A script by Jon Spaihts was taken in different directions by “Lost” co-creator Damon Lindelof, who did heavy lifting over weeks of meetings with Scott where he carved out a story from the words already on the page, Scott’s forming thoughts and his own ideas.

The film stars Noomi Rapace, Michael Fassbender, Guy Pearce, Idris Elba, Logan Marshall-Green and Charlize Theron, and the focus is the crew of the starship Prometheus, who are dispatched to a distant planet after archaeological discoveries on Earth suggest that the secret of human creation might be awaiting there.

For several years, Scott had said he wanted to make a film that answered a visual question asked by one memorable scene in the original “Alien” film: What was the story behind the giant dead alien seated within machinery (he’s been commonly called “space jockey” by fans) that was found by the crew of the Nostromo?

That mystery presumably will be answered in “Prometheus,” but don’t be surprised if it isn’t.
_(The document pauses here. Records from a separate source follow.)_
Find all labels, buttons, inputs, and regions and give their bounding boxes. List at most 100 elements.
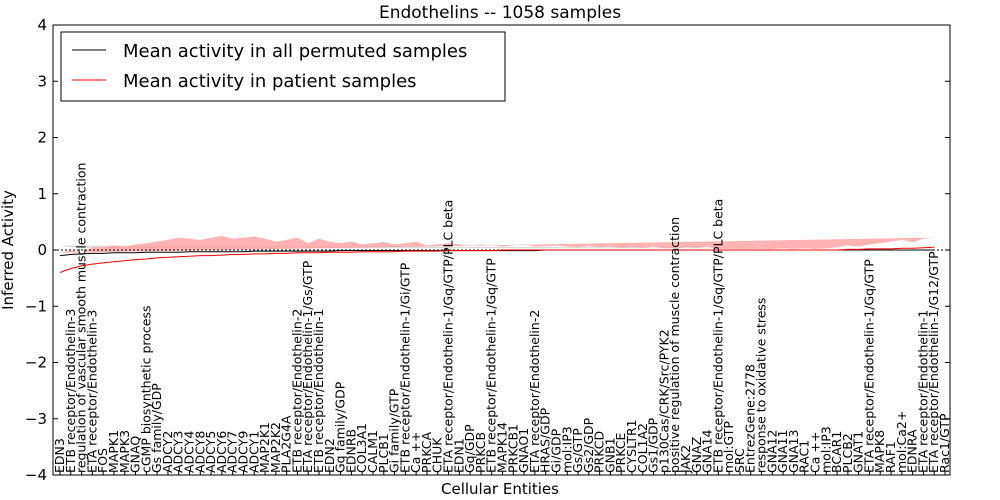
category-label: GNA14 [700,429,715,473]
category-label: mol:Ca2+ [894,411,909,473]
category-label: ETB receptor/Endothelin-1/Gi/GTP [397,262,412,473]
category-label: ETB receptor/Endothelin-2 [289,309,304,473]
category-label: Gs2/GDP [581,417,596,473]
category-label: ADCY1 [246,431,261,473]
category-label: MAP2K2 [268,422,283,473]
category-label: ADCY4 [182,431,197,473]
category-label: ETA receptor/Endothelin-1/Gq/GTP/PLC bet… [441,200,456,473]
category-label: MAP2K1 [257,422,272,473]
category-label: MAPK3 [117,430,132,473]
category-label: COL1A2 [635,423,650,473]
category-label: PRKCD [592,431,607,473]
legend-label-permuted: Mean activity in all permuted samples [123,41,467,62]
category-label: mol:IP3 [818,426,833,473]
category-label: PRKCE [613,433,628,473]
y-axis-label: Inferred Activity [0,190,17,310]
y-tick-label: 1 [37,185,47,203]
category-label: PRKCA [419,432,434,473]
category-label: mol:GTP [721,421,736,473]
legend-box [60,31,506,102]
category-label: GNA12 [764,430,779,474]
category-label: Gs/GTP [570,428,585,473]
category-label: ADCY9 [236,431,251,473]
confidence-bands [60,235,935,253]
category-label: COL3A1 [354,423,369,473]
category-label: GNB1 [602,437,617,473]
category-label: CYSLTR1 [624,419,639,473]
category-label: PRKCB [473,432,488,473]
category-label: MAPK14 [495,422,510,473]
category-label: GNAZ [689,437,704,473]
plot-frame [52,24,951,476]
category-label: EDN2 [322,438,337,473]
category-label: EDNRA [905,429,920,473]
category-label: SRC [732,448,747,473]
category-label: Rac1/GTP [937,413,952,473]
y-tick-label: 4 [37,16,47,34]
category-label: GNAQ [128,436,143,473]
category-label: ADCY2 [160,431,175,473]
category-label: ETB receptor/Endothelin-1/Gq/GTP/PLC bet… [710,199,725,473]
category-label: ETB receptor/Endothelin-1/Gq/GTP [484,258,499,473]
category-label: CALM1 [365,430,380,473]
category-label: regulation of vascular smooth muscle con… [74,163,89,473]
category-label: ETA receptor/Endothelin-1/G12/GTP [926,251,941,473]
category-label: GNA13 [786,430,801,474]
category-label: EDN3 [52,438,67,473]
category-label: EntrezGene:2778 [743,364,758,473]
category-label: RAF1 [883,441,898,473]
category-label: ADCY8 [192,431,207,473]
category-label: PLA2G4A [279,415,294,473]
category-label: GNA11 [775,430,790,474]
category-label: GNAT1 [851,431,866,473]
y-tick-label: 0 [37,241,47,259]
y-tick-label: −3 [25,410,47,428]
category-label: ETA receptor/Endothelin-1 [915,310,930,473]
category-label: EDNRB [343,429,358,473]
category-label: GNAO1 [516,428,531,473]
category-label: RAC1 [797,440,812,473]
category-label: Gi family/GTP [387,388,402,473]
legend: Mean activity in all permuted samples Me… [60,31,506,102]
category-label: ADCY3 [171,431,186,473]
category-label: BCAR1 [829,431,844,473]
x-axis-label: Cellular Entities [441,480,559,498]
category-label: cGMP biosynthetic process [138,305,153,473]
category-label: ETB receptor/Endothelin-3 [63,309,78,473]
category-label: Gi/GDP [549,428,564,473]
category-label: Ca ++ [808,432,823,473]
category-label: ADCY5 [203,431,218,473]
y-tick-label: −4 [25,466,47,484]
category-label: JAK2 [678,445,693,474]
category-label: ETA receptor/Endothelin-1/Gs/GTP [300,260,315,473]
category-label: ADCY7 [225,431,240,473]
category-label: HRAS/GDP [538,407,553,473]
category-label: p130Cas/CRK/Src/PYK2 [656,329,671,473]
y-tick-label: −1 [25,297,47,315]
category-label: PLCB1 [376,433,391,473]
category-label: ADCY6 [214,431,229,473]
category-label: ETA receptor/Endothelin-1/Gq/GTP [862,259,877,473]
category-label: Gs family/GDP [149,383,164,473]
mean-lines [53,246,950,273]
patient-mean-line [59,246,935,273]
chart-title: Endothelins -- 1058 samples [379,3,621,23]
legend-label-patient: Mean activity in patient samples [123,71,417,92]
category-label: ETA receptor/Endothelin-3 [84,310,99,473]
y-tick-label: −2 [25,354,47,372]
category-label: FOS [95,448,110,473]
category-label: response to oxidative stress [754,298,769,473]
category-label: Gq family/GDP [333,381,348,473]
category-label: mol:IP3 [559,426,574,473]
category-label: positive regulation of muscle contractio… [667,217,682,473]
category-label: ETB receptor/Endothelin-1 [311,309,326,473]
category-label: Ca ++ [408,432,423,473]
category-label: MAPK1 [106,430,121,473]
category-label: Gs1/GDP [646,417,661,473]
category-label: Gq/GDP [462,424,477,473]
y-tick-label: 2 [37,129,47,147]
category-label: PRKCB1 [505,424,520,473]
category-label: CHUK [430,437,445,473]
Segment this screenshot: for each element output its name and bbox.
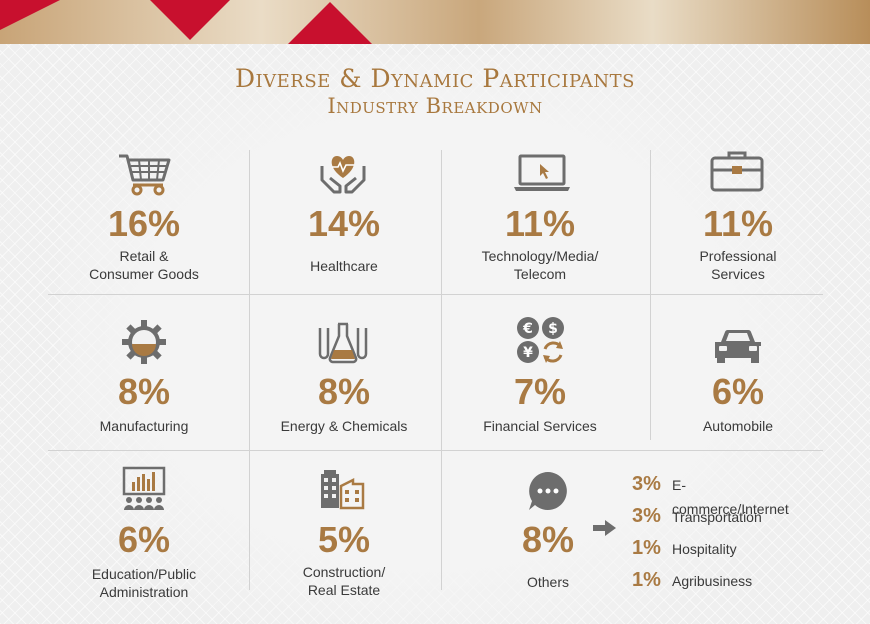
industry-label: Energy & Chemicals [280,418,408,434]
grid-divider [249,150,250,590]
svg-text:€: € [522,321,533,337]
industry-percentage: 6% [711,371,765,412]
breakdown-percentage: 3% [632,473,661,495]
others-label: Others [526,574,569,590]
industry-percentage: 8% [317,371,371,412]
breakdown-label: Agribusiness [672,573,753,589]
page-subtitle: Industry Breakdown [327,94,543,118]
industry-percentage: 11% [504,203,576,244]
industry-label: Professional [699,248,777,264]
industry-label: Retail & [119,248,169,264]
grid-divider [48,294,823,295]
grid-divider [48,450,823,451]
industry-percentage: 11% [702,203,774,244]
industry-label: Telecom [513,266,567,282]
heart-hands-icon [320,156,366,194]
industry-label: Administration [99,584,189,600]
industry-label: Healthcare [310,258,378,274]
industry-label: Financial Services [483,418,597,434]
grid-divider [650,150,651,440]
red-triangles-decoration [0,0,372,44]
breakdown-label: Hospitality [672,541,737,557]
industry-percentage: 16% [107,203,181,244]
currency-icon: € $ ¥ [517,317,564,363]
page-title: Diverse & Dynamic Participants [235,64,635,93]
arrow-right-icon [593,520,616,536]
industry-label: Automobile [702,418,774,434]
others-percentage: 8% [521,519,575,560]
industry-percentage: 5% [317,519,371,560]
industry-label: Services [711,266,765,282]
presentation-icon [122,466,166,510]
industry-label: Real Estate [307,582,381,598]
gear-icon [122,320,166,364]
decorative-top-band [0,0,870,44]
buildings-icon [321,470,365,510]
breakdown-percentage: 1% [632,537,661,559]
svg-text:$: $ [548,321,558,337]
industry-percentage: 6% [117,519,171,560]
flask-icon [318,322,368,364]
industry-label: Education/Public [91,566,197,582]
breakdown-label: Transportation [672,509,762,525]
laptop-icon [514,154,570,191]
breakdown-percentage: 1% [632,569,661,591]
car-icon [715,329,761,363]
industry-label: Construction/ [302,564,386,580]
industry-percentage: 14% [307,203,381,244]
industry-percentage: 8% [117,371,171,412]
svg-text:¥: ¥ [523,345,533,361]
industry-percentage: 7% [513,371,567,412]
industry-label: Technology/Media/ [481,248,599,264]
grid-divider [441,150,442,590]
shopping-cart-icon [119,154,171,196]
briefcase-icon [710,151,764,192]
industry-label: Consumer Goods [89,266,199,282]
background-fade [60,55,810,624]
breakdown-percentage: 3% [632,505,661,527]
chat-bubble-icon [529,472,567,510]
breakdown-label: E-commerce/Internet [672,477,789,517]
industry-label: Manufacturing [99,418,189,434]
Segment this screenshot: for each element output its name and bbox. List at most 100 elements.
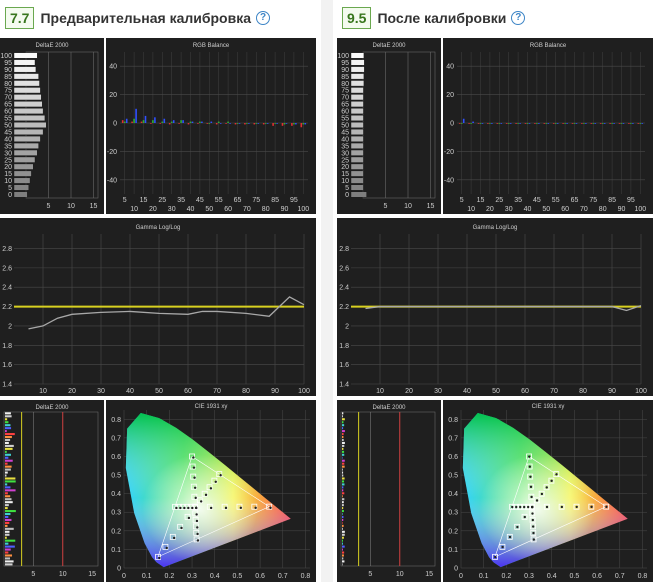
x-tick-label: 15 [88, 571, 96, 578]
cie-measured-point [531, 518, 535, 522]
x-tick-label: 80 [242, 388, 250, 395]
rgb-bar-blue [632, 123, 634, 124]
deltae-bar [13, 142, 39, 149]
cie-target-marker [193, 523, 199, 530]
y-tick-label: 80 [4, 81, 12, 88]
rgb-bar-green [498, 123, 501, 124]
rgb-bar-green [526, 123, 529, 124]
rgb-bar-green [283, 123, 286, 125]
help-icon[interactable]: ? [256, 11, 271, 25]
y-tick-label: 80 [341, 81, 349, 88]
section-title: После калибровки [377, 10, 507, 26]
rgb-bar-red [590, 123, 593, 124]
x-tick-label: 90 [271, 388, 279, 395]
deltae-bar [350, 177, 364, 184]
cie-target-marker [528, 493, 535, 500]
y-tick-label: 0.6 [448, 454, 458, 461]
help-icon[interactable]: ? [511, 11, 526, 25]
rgb-bar-red [291, 123, 293, 126]
deltae-color-bar [5, 450, 7, 453]
deltae-color-bar [5, 415, 12, 418]
deltae-color-bar [5, 510, 16, 513]
cie-target-marker [196, 497, 203, 504]
x-tick-label: 0.8 [638, 573, 648, 580]
plot-frame [3, 411, 99, 567]
cie-measured-point [519, 505, 522, 509]
cie-measured-point [179, 506, 182, 510]
x-tick-label: 100 [634, 206, 646, 213]
cie-measured-point [175, 506, 178, 510]
deltae-color-chart: DeltaE 2000 5 10 15 [337, 400, 441, 582]
deltae-color-bar [5, 563, 13, 566]
deltae-color-bar [342, 483, 345, 486]
cie-measured-point [219, 474, 222, 477]
deltae-color-bar [342, 536, 344, 539]
y-tick-label: 0.8 [448, 417, 458, 424]
rgb-bar-green [470, 123, 472, 124]
x-tick-label: 60 [224, 206, 232, 213]
deltae-color-bar [342, 554, 344, 557]
cie-target-marker [169, 533, 176, 540]
rgb-bar-red [496, 123, 499, 124]
deltae-color-bar [342, 542, 343, 545]
deltae-bar [13, 94, 42, 101]
cie-target-marker [526, 453, 532, 460]
gamma-chart: Gamma Log/Log 2.8 2.6 2.4 2.2 2 1.8 1.6 1.4 10 20 3… [337, 218, 653, 396]
deltae-bar [13, 115, 46, 122]
deltae-color-bar [342, 512, 343, 516]
deltae-color-bar [342, 539, 343, 542]
deltae-color-bar [342, 424, 345, 427]
y-tick-label: 40 [109, 64, 117, 71]
y-tick-label: 25 [341, 157, 349, 164]
y-tick-label: 95 [4, 60, 12, 67]
cie-measured-point [515, 505, 518, 509]
x-tick-label: 10 [39, 388, 47, 395]
cie-measured-point [269, 506, 272, 509]
y-tick-label: 0.7 [111, 435, 121, 442]
cie-target-marker [521, 513, 528, 520]
rgb-bar-green [592, 123, 595, 124]
deltae-color-bar [342, 504, 344, 507]
cie-measured-point [522, 505, 526, 509]
deltae-color-bar [5, 486, 11, 489]
rgb-bar-green [170, 121, 173, 123]
y-tick-label: 25 [4, 157, 12, 164]
rgb-bar-red [515, 123, 517, 124]
x-tick-label: 65 [571, 197, 579, 204]
score-badge: 7.7 [5, 7, 35, 29]
rgb-bar-red [131, 121, 133, 123]
gamma-chart: Gamma Log/Log 2.8 2.6 2.4 2.2 2 1.8 1.6 1.4 10 20 3… [0, 218, 316, 396]
cie-target-marker [527, 473, 534, 480]
y-tick-label: 0 [450, 121, 454, 128]
cie-measured-point [172, 536, 176, 540]
x-tick-label: 0.2 [501, 573, 511, 580]
deltae-color-bar [5, 536, 7, 539]
x-tick-label: 20 [405, 388, 413, 395]
y-tick-label: 40 [4, 136, 12, 143]
y-tick-label: 100 [337, 53, 349, 60]
y-tick-label: 45 [4, 129, 12, 136]
deltae-color-bar [5, 480, 16, 483]
x-tick-label: 15 [477, 197, 485, 204]
cie-target-marker [221, 503, 228, 510]
y-tick-label: 0.4 [111, 491, 121, 498]
rgb-bar-blue [295, 123, 297, 125]
y-tick-label: 1.4 [339, 382, 349, 389]
rgb-bar-red [234, 123, 237, 125]
rgb-bar-green [573, 123, 576, 124]
x-tick-label: 75 [589, 197, 597, 204]
deltae-color-bar [342, 456, 343, 459]
cie-measured-point [508, 535, 512, 539]
y-tick-label: 1.4 [2, 382, 12, 389]
rgb-bar-red [300, 123, 303, 128]
deltae-bar [350, 149, 364, 156]
rgb-bar-green [639, 123, 642, 124]
cie-target-marker [514, 523, 521, 530]
deltae-color-bar [5, 465, 12, 468]
y-tick-label: 2.2 [2, 304, 12, 311]
deltae-color-bar [342, 471, 344, 474]
y-tick-label: 2 [8, 323, 12, 330]
x-tick-label: 5 [31, 571, 35, 578]
y-tick-label: 50 [341, 123, 349, 130]
deltae-color-bar [342, 527, 343, 530]
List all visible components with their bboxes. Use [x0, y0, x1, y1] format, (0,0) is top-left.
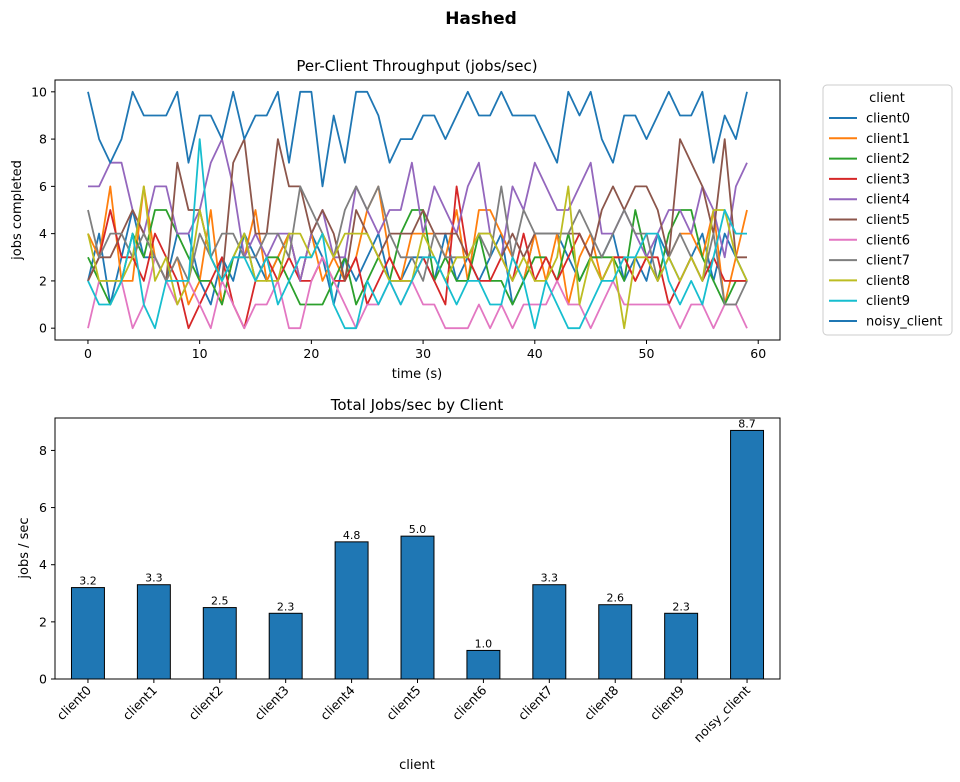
line-series-client9 — [87, 138, 747, 330]
legend-box — [822, 84, 953, 336]
line-series-client5 — [87, 138, 747, 282]
line-chart-title: Per-Client Throughput (jobs/sec) — [296, 57, 537, 75]
bar-chart: Total Jobs/sec by Client 3.2 3.3 2.5 2.3 4.8… — [17, 396, 781, 773]
bar-plot-frame — [54, 417, 781, 680]
x-tick-label: 50 — [639, 346, 655, 361]
bar-value-label-client4: 4.8 — [343, 529, 361, 542]
bar-client4 — [334, 541, 369, 680]
line-x-label: time (s) — [392, 367, 442, 382]
legend: client client0client1client2client3clien… — [822, 84, 953, 336]
y-tick-label: 4 — [39, 226, 47, 241]
legend-label-client0: client0 — [866, 112, 910, 127]
bar-value-label-client9: 2.3 — [672, 600, 690, 613]
legend-label-noisy_client: noisy_client — [866, 315, 942, 330]
x-tick-label: 30 — [415, 346, 431, 361]
bar-client6 — [466, 649, 501, 680]
bar-y-tick-label: 6 — [39, 500, 47, 515]
legend-label-client7: client7 — [866, 254, 910, 269]
bar-value-label-client7: 3.3 — [541, 572, 559, 585]
line-series-client6 — [87, 256, 748, 330]
bar-x-tick-label: client5 — [383, 683, 424, 724]
bar-y-tick-label: 8 — [39, 443, 47, 458]
bar-x-tick-label: client3 — [251, 683, 292, 724]
legend-items: client0 client1 client2 client3 client4 clien… — [829, 112, 942, 330]
bar-client3 — [268, 612, 303, 680]
bar-client8 — [598, 604, 633, 680]
y-tick-label: 10 — [31, 84, 47, 99]
y-tick-label: 6 — [39, 179, 47, 194]
line-series-client2 — [87, 209, 747, 306]
line-series-client8 — [87, 185, 748, 330]
line-series-group — [87, 90, 748, 330]
bar-value-label-client3: 2.3 — [277, 600, 295, 613]
bar-value-label-client5: 5.0 — [409, 523, 427, 536]
bar-value-label-client2: 2.5 — [211, 595, 229, 608]
bar-value-label-client0: 3.2 — [79, 575, 97, 588]
legend-label-client1: client1 — [866, 132, 910, 147]
bar-x-tick-label: client1 — [119, 683, 160, 724]
bar-chart-title: Total Jobs/sec by Client — [330, 396, 504, 414]
line-y-label: jobs completed — [10, 160, 25, 261]
bar-y-tick-label: 2 — [39, 614, 47, 629]
line-plot-frame — [54, 79, 781, 341]
legend-label-client2: client2 — [866, 152, 910, 167]
bar-value-label-noisy_client: 8.7 — [738, 417, 756, 430]
legend-label-client3: client3 — [866, 172, 910, 187]
bar-x-label: client — [399, 758, 435, 773]
line-chart: Per-Client Throughput (jobs/sec) 0 10 20 30… — [10, 57, 781, 382]
bar-y-tick-label: 0 — [39, 672, 47, 687]
bar-y-label: jobs / sec — [17, 517, 32, 579]
legend-label-client9: client9 — [866, 294, 910, 309]
bar-x-tick-label: client8 — [581, 682, 622, 723]
legend-label-client4: client4 — [866, 193, 910, 208]
bar-client1 — [136, 584, 171, 680]
line-series-noisy_client — [87, 90, 748, 188]
bar-value-label-client6: 1.0 — [475, 637, 493, 650]
bar-x-tick-label: client2 — [185, 683, 226, 724]
bar-marks-group: 3.2 3.3 2.5 2.3 4.8 5.0 1.0 3.3 2.6 2.3 8.7 — [70, 417, 765, 680]
bar-client7 — [532, 584, 567, 680]
y-tick-label: 0 — [39, 321, 47, 336]
bar-value-label-client8: 2.6 — [606, 592, 624, 605]
bar-client5 — [400, 535, 435, 680]
bar-client0 — [70, 587, 105, 680]
bar-value-label-client1: 3.3 — [145, 572, 163, 585]
line-ticks-group: 0 10 20 30 40 50 60 0 2 4 6 8 10 — [31, 84, 766, 361]
line-series-client4 — [88, 138, 748, 282]
y-tick-label: 2 — [39, 273, 47, 288]
x-tick-label: 0 — [84, 346, 92, 361]
legend-label-client6: client6 — [866, 233, 910, 248]
bar-client2 — [202, 607, 237, 680]
legend-label-client5: client5 — [866, 213, 910, 228]
bar-x-tick-label: noisy_client — [691, 682, 754, 745]
legend-title: client — [869, 91, 905, 106]
bar-x-tick-label: client9 — [647, 682, 688, 723]
bar-noisy_client — [730, 429, 765, 680]
y-tick-label: 8 — [39, 132, 47, 147]
x-tick-label: 10 — [192, 346, 208, 361]
bar-y-tick-label: 4 — [39, 557, 47, 572]
figure-title: Hashed — [445, 9, 517, 29]
bar-x-tick-label: client0 — [54, 682, 95, 723]
bar-x-tick-label: client6 — [449, 682, 490, 723]
bar-client9 — [664, 612, 699, 680]
legend-label-client8: client8 — [866, 274, 910, 289]
bar-x-tick-label: client7 — [515, 683, 556, 724]
x-tick-label: 20 — [303, 346, 319, 361]
bar-x-tick-label: client4 — [317, 682, 358, 723]
x-tick-label: 60 — [750, 346, 766, 361]
x-tick-label: 40 — [527, 346, 543, 361]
The project has been slippery because Scott — unlike, say, Lucas, whose “Star Wars” films are made to be mapped, cross-indexed and turned into toy sets — has approached this space epic as a canvas where improvisation and collaboration are the north star.

“He’s just so precise and fun and mischievous and just full of interesting and quirky ideas for the character,” Fassbender said early in the six-month shoot, which bounced among five countries. “They come to you in passing, but then he lets you run with it, and there’s a lot of freedom there.”

Lindelof said that Scott’s return to sci-fi is a swoon moment for fans who assumed that he was a tourist who accomplished so much in his two visits to the sector that odds of a return were scant.

“He is universally lauded and appreciated for ‘Alien’ and ‘Blade Runner,’ but he is not thought of as a science-fiction director in the same way that, say, a Jim Cameron is,” Lindelof said. “We think of an auteur, coming to film from an arty and European place. You look at his career, all these films through the years, but he’s made only two science-fiction films — but look at the way we continue to feel the impact of those films in a real way after so many years. That’s a remarkable thing.”

Now Scott says he is mulling a return to “Blade Runner,” and some of the excitement may be due to the 3-D cameras that he used on “Prometheus” — a new sort of canvas. But why go back to familiar ground at all?

The director of “Gladiator,” “Black Hawk Down” and “Thelma & Louise” compared it to Hockney’s late-career pilgrimage to go to the beginning of his artistic life and start again by jettisoning seven decades of baggage and finding new art in old hands. “He needed to shed it all,” Scott said. “That’s brave.”